Di rak sederhana Lueng Daneun,
buku-buku berdiri seperti pasukan sunyi,
mereka bukan sekadar kertas dan tinta,
mereka adalah cermin,
yang memantulkan wajah-wajah masa lalu
dan rahasia masa depan.

Pernah mereka berserakan,
terbuang bagai batu tanpa arti,
tapi tangan-tangan sabar memungutnya,
menata, merapikan,
hingga kini mereka berdiri anggun,
menunggu mata yang berani membuka pintu rahasia.

Membuka sebuah buku,
adalah membuka jendela ke dalam pikiran.
Di sana, Bung Hatta muda duduk sendiri,
membaca angka dan ide,
menyulam kemerdekaan dari keheningan.

Halaman lain membawamu
kepada Soekarno muda,
berdiri dengan dada berapi,
menyalakan kata-kata yang mengguncang zaman.

Sutan Syahrir muncul dalam diam,
menuliskan strategi di antara sepi,
sementara Kartini muda
menyibakkan gelap dengan surat-suratnya,
menyulut cahaya dari balik tirai panjang tradisi.

Buku-buku itu tidak mengenal jarak,
tidak kenal ruang,
mereka melipat waktu,
mereka menyingkap tabir pikiran
yang bahkan pemiliknya telah lama pergi.

Di rak Lueng Daneun,
buku menjelma sumur tak bertepi.
Setiap anak yang menunduk membaca
sesungguhnya sedang bercakap
dengan jiwa-jiwa besar bangsa ini.

Maka, jangan remehkan rak sederhana itu.
Di sanalah, di tengah gampong yang sepi,
masa depan sedang dilahirkan.
Buku-buku itu adalah rahim pengetahuan,
cermin jiwa, jendela rahasia,
yang menjadikan anak-anak desa
tunas-tunas bangsa
yang kelak berdiri memimpin Indonesia.

Lueng Daneun, 25 Agustus 2025 Mukhlis Aminullah

Anak-Anak Gampong Lueng Daneun

Di sebuah pedalaman yang sunyi,
jalan tanah berdebu,
rumah kayu beratap rumbia,
hidup anak-anak dengan langkah sederhana.

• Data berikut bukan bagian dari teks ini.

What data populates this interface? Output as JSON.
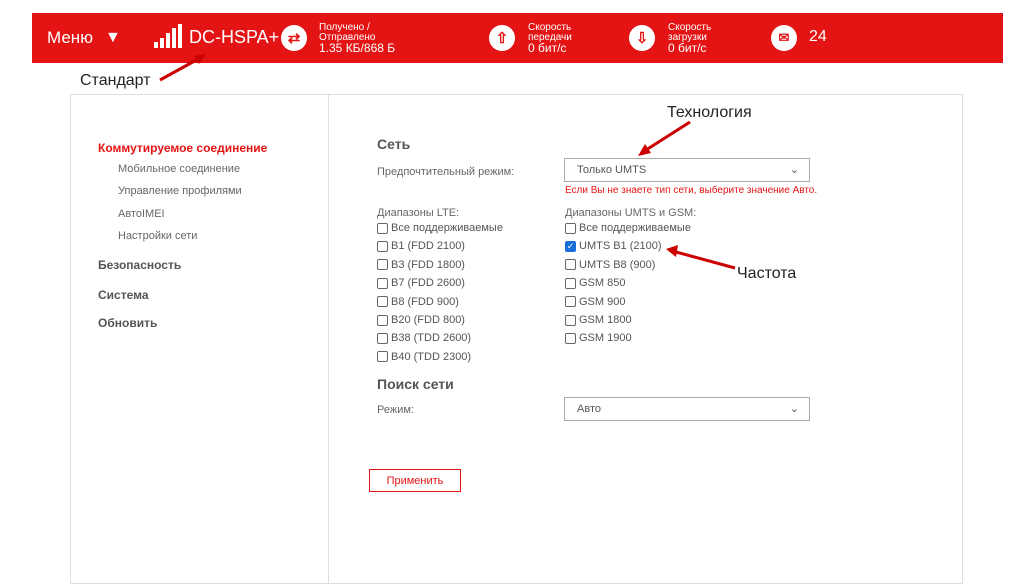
{
  "header": {
    "menu_label": "Меню",
    "network_type": "DC-HSPA+",
    "traffic_label_1": "Получено /",
    "traffic_label_2": "Отправлено",
    "traffic_value": "1.35 КБ/868 Б",
    "upload_label_1": "Скорость",
    "upload_label_2": "передачи",
    "upload_value": "0 бит/с",
    "download_label_1": "Скорость",
    "download_label_2": "загрузки",
    "download_value": "0 бит/с",
    "messages_count": "24",
    "accent_color": "#e41414"
  },
  "annotations": {
    "standard": "Стандарт",
    "technology": "Технология",
    "frequency": "Частота"
  },
  "sidebar": {
    "items": [
      {
        "label": "Коммутируемое соединение"
      },
      {
        "label": "Мобильное соединение"
      },
      {
        "label": "Управление профилями"
      },
      {
        "label": "AвтоIMEI"
      },
      {
        "label": "Настройки сети"
      },
      {
        "label": "Безопасность"
      },
      {
        "label": "Система"
      },
      {
        "label": "Обновить"
      }
    ]
  },
  "network": {
    "title": "Сеть",
    "preferred_mode_label": "Предпочтительный режим:",
    "preferred_mode_value": "Только UMTS",
    "warning": "Если Вы не знаете тип сети, выберите значение Авто.",
    "lte_title": "Диапазоны LTE:",
    "lte_bands": [
      {
        "label": "Все поддерживаемые",
        "checked": false
      },
      {
        "label": "B1 (FDD 2100)",
        "checked": false
      },
      {
        "label": "B3 (FDD 1800)",
        "checked": false
      },
      {
        "label": "B7 (FDD 2600)",
        "checked": false
      },
      {
        "label": "B8 (FDD 900)",
        "checked": false
      },
      {
        "label": "B20 (FDD 800)",
        "checked": false
      },
      {
        "label": "B38 (TDD 2600)",
        "checked": false
      },
      {
        "label": "B40 (TDD 2300)",
        "checked": false
      }
    ],
    "umts_title": "Диапазоны UMTS и GSM:",
    "umts_bands": [
      {
        "label": "Все поддерживаемые",
        "checked": false
      },
      {
        "label": "UMTS B1 (2100)",
        "checked": true
      },
      {
        "label": "UMTS B8 (900)",
        "checked": false
      },
      {
        "label": "GSM 850",
        "checked": false
      },
      {
        "label": "GSM 900",
        "checked": false
      },
      {
        "label": "GSM 1800",
        "checked": false
      },
      {
        "label": "GSM 1900",
        "checked": false
      }
    ]
  },
  "search": {
    "title": "Поиск сети",
    "mode_label": "Режим:",
    "mode_value": "Авто"
  },
  "apply_label": "Применить"
}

Namun lihatlah, setiap sore mereka datang,
ke sebuah perpustakaan kecil,
dengan kaki yang berdebu tapi hati yang bersih,
dengan mata berbinar seperti cahaya pelita.

Mereka duduk beralaskan tikar,
membuka buku yang mungkin sudah lusuh,
tapi di sanalah dunia mereka terbentang,
seperti samudra luas yang mengajak berlayar.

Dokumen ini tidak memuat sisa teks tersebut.